The state has deployed a mobile communications trailer and is establishing a command center in Lamar County to assist local emergency responders. Gov. Phil Bryant declared a State of Emergency for counties affected by today's severe weather. The State of Emergency allows for the use of state resources and assets to support local governments in their response efforts.
Early Sunday evening around 6:00 PM CST, tornado sirens rang throughout Hattiesburg, a small city in southern Mississippi. What followed shortly after was a massive, wedge-shaped tornado at least several football fields wide.
The sky turned pitch black as the tornado tore a path of destruction through the city, downing power lines, snapping trees like twigs, and tossing large pieces of debris into roadways like children's toys.

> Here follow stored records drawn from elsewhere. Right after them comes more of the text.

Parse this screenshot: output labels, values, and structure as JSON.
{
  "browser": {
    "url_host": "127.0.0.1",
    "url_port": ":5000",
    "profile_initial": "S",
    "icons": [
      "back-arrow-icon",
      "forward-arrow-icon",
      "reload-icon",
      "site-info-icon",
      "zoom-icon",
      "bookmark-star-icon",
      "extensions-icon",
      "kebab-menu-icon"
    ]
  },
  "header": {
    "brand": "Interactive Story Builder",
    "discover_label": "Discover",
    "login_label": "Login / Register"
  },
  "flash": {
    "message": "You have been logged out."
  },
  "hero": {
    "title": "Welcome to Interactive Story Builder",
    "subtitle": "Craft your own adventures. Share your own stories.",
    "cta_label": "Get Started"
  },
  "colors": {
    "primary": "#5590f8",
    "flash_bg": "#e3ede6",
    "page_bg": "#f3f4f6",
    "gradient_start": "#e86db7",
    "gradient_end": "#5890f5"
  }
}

The hardest-hit areas were near the campus of the University of Southern Mississippi. Major damage occurred along a major street paralleling the University and also on the campus itself.
By Midnight on Monday, emergency management officials in the area said they had treated at least 53 people that were on the campus for injuries that ranged from simple scrapes and cuts to much more severe complications. There have been no fatalities reported.
The Hattiesburg tornado was part of a swam of more than a dozen twisters that stuck anywhere from southern Mississippi to southwestern Alabama.
Unseasonable warm and humid air blowing north from the Gulf of Mexico was met by much cooler and drier air being pushed in from the west as a blizzard clobbered the Plains. The result was a twisting motion in the lower part of the atmosphere. Once thunderstorms developed, they tapped into the low-level swirling and spawned tornadoes, some of which were particularly large and violent.
The threat for tornadoes faded during Sunday night, and by Monday morning, the only threat remaining was from flash flooding caused by training thunderstorms earlier in the night.